For party officials, the goal is keeping the energy that has propelled Mr. Trump to success inside the Republican tent while not entirely allowing the former president to dominate it. Ronna McDaniel, the R.N.C. chairwoman whom Mr. Trump supported for a second term, has vowed to remain neutral in a potential 2024 primary should Mr. Trump run again.
“It is a difficult balancing act,” said Bill Palatucci, a Republican National Committeeman from New Jersey who has been critical of Mr. Trump. Some donors are hoping to quickly move past Mr. Trump.
“It is very important the Republican Party puts Donald Trump as far into the past as possible,” said William Oberndorf, an investor in California who has given millions to G.O.P. candidates but said he would now only give to Republican lawmakers who voted to impeach Mr. Trump.
During Mr. Trump’s White House tenure, his political campaign, the R.N.C. and his allies spent millions of dollars at Trump businesses, including his hotel in Washington near the White House and a resort property in Miami, where yet another pro-Trump group also held a conference this week.
Still, the Trump branding of official Republican events had alienated what was once the Republican establishment.
“This is all about the Trump circle of grift,” said former Representative Barbara Comstock of Virginia, who is close to another high-profile Republican — and a frequent target of Mr. Trump’s — who was also notably absent: Representative Liz Cheney of Wyoming.

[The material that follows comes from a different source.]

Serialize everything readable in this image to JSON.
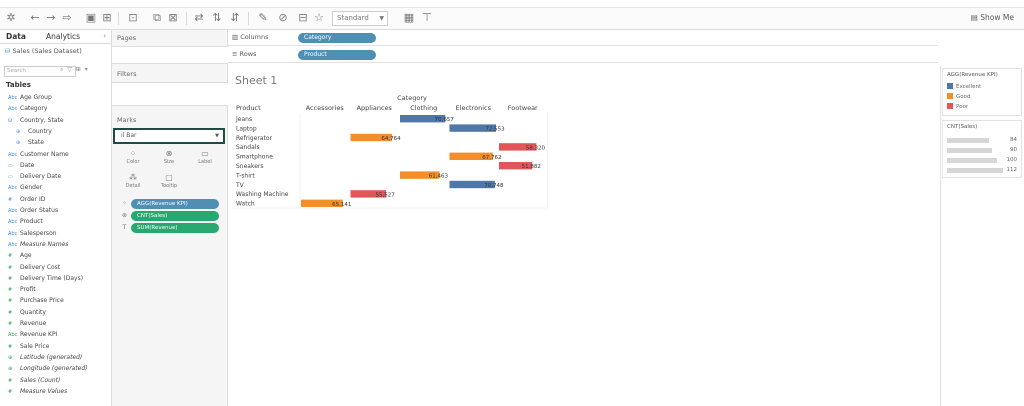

Ms. Comstock said that the Republicans keeping their distance were wise to “build their own coalitions” and “not get sucked into Trumpism, which has a limited and short-term appeal with demographics dying in this country.”
Henry Barbour, an influential R.N.C. member from Mississippi, said that the party was still in a transitional phase since Mr. Trump’s loss.

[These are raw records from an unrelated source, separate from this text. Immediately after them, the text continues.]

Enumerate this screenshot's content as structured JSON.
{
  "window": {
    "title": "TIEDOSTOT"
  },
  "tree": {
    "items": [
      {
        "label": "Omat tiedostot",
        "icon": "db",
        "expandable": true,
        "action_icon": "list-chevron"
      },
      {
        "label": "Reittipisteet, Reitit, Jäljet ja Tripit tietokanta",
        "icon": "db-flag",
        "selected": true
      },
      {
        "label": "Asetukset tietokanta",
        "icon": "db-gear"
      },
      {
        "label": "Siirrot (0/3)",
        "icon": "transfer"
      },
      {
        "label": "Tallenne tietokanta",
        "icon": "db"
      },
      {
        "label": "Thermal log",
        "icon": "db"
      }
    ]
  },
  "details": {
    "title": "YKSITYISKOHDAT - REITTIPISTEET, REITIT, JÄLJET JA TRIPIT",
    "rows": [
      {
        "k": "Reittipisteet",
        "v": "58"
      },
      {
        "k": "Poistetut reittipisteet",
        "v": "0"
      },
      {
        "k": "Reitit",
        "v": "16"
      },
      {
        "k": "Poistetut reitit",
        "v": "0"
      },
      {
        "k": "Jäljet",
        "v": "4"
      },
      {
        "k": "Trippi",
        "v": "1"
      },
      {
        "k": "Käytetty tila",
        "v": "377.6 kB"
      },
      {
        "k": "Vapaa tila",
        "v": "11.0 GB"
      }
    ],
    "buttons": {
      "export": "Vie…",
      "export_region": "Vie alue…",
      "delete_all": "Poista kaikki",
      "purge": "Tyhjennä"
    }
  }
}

“When you lose the White House, you kind of figure it’s going to take a little bit of healing, and I think probably first quarter has hopefully got us moving on a better path,” Mr. Barbour said. Mr. Trump, he said, is a “big force in the party, but the party is bigger than any one candidate including Donald Trump.”

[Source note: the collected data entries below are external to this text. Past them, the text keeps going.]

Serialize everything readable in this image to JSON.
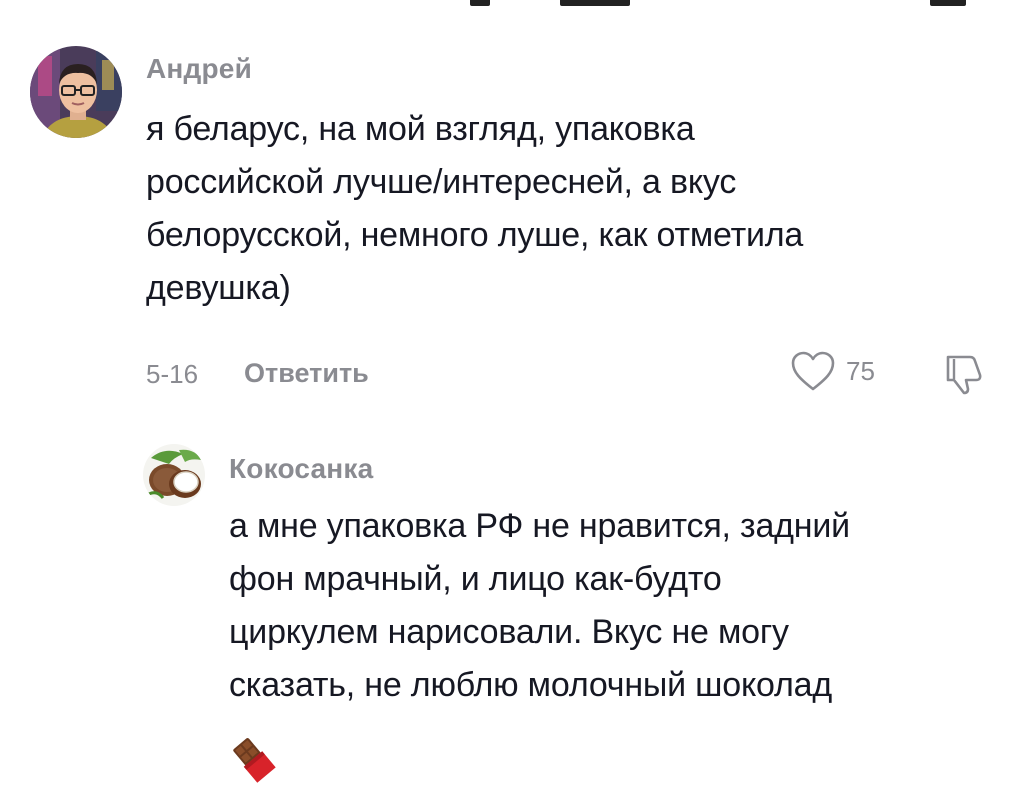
{
  "comments": [
    {
      "author": "Андрей",
      "text_lines": [
        "я беларус, на мой взгляд, упаковка",
        "российской лучше/интересней, а вкус",
        "белорусской, немного луше, как отметила",
        "девушка)"
      ],
      "date": "5-16",
      "reply_label": "Ответить",
      "like_count": "75",
      "avatar_icon": "man-with-glasses-avatar"
    },
    {
      "author": "Кокосанка",
      "text_lines": [
        "а мне упаковка РФ не нравится, задний",
        "фон мрачный, и лицо как-будто",
        "циркулем нарисовали. Вкус не могу",
        "сказать, не люблю молочный шоколад"
      ],
      "emoji_icon": "chocolate-bar-emoji",
      "avatar_icon": "coconut-avatar"
    }
  ],
  "icons": {
    "like": "heart-outline-icon",
    "dislike": "thumbs-down-outline-icon"
  },
  "colors": {
    "text": "#161823",
    "secondary": "#8a8b91"
  }
}
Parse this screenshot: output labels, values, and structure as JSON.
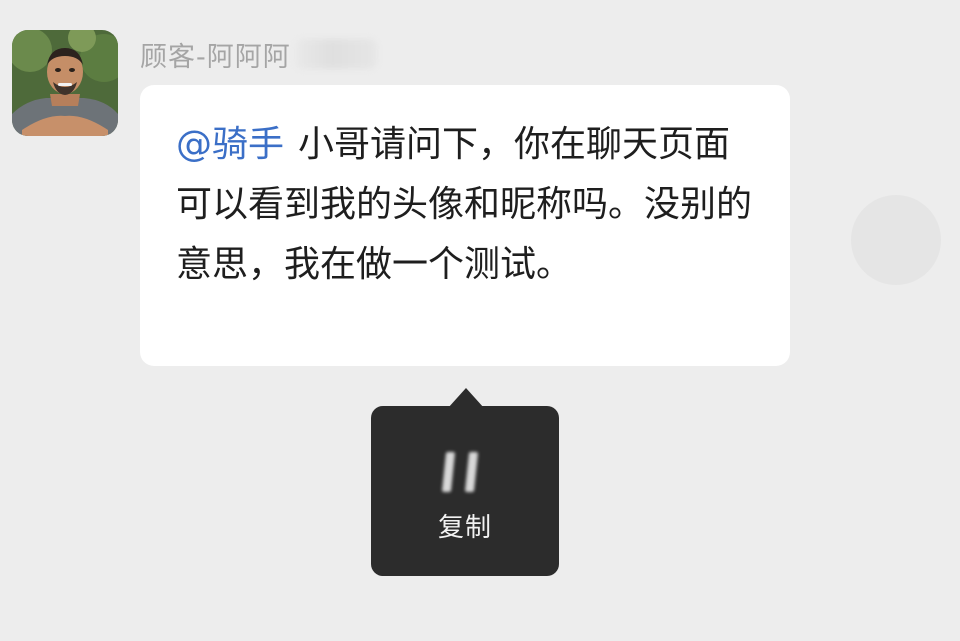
{
  "sender": {
    "name": "顾客-阿阿阿"
  },
  "message": {
    "mention": "@骑手",
    "text": "小哥请问下，你在聊天页面可以看到我的头像和昵称吗。没别的意思，我在做一个测试。"
  },
  "context_menu": {
    "items": [
      {
        "label": "复制",
        "icon": "copy-icon"
      }
    ]
  },
  "colors": {
    "background": "#ededed",
    "bubble": "#ffffff",
    "mention": "#3b6fc7",
    "menu": "#2c2c2c",
    "sender_name": "#a5a5a5"
  }
}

With Mr. Trump’s priorities differing from those of other party leaders, the tension remains palpable. On Friday, the super PAC for Senate Republicans, which is aligned with Mr. McConnell, announced its backing of Senator Lisa Murkowski, Republican of Alaska, who infuriated Mr. Trump by voting to impeach him. (Some Trump 2020 advisers are working for Ms. Murkowski’s Republican challenger, Kelly Tshibaka.)
Last month, Mr. McConnell privately boasted of the super PAC’s fund-raising in a meeting with Senate Republicans, bragging that it had raised more than Mr. Trump’s super PAC had in 2020. He even distributed a card to hammer home the point: “In three cycles: nearly $1 billion,” the card said. Below that were Mr. Trump’s super PAC statistics: “Trump: $148+ million,” referring to the group America First.
But the Republican small donor base remains very much enamored with Mr. Trump.
“He’ll still be the most significant figure in the party in November 2022,” predicted Al Cardenas, a former chairman of the Florida Republican Party and former chairman of the American Conservative Union. “Everybody has a shelf life and Donald Trump has lost a bit of his shelf life.”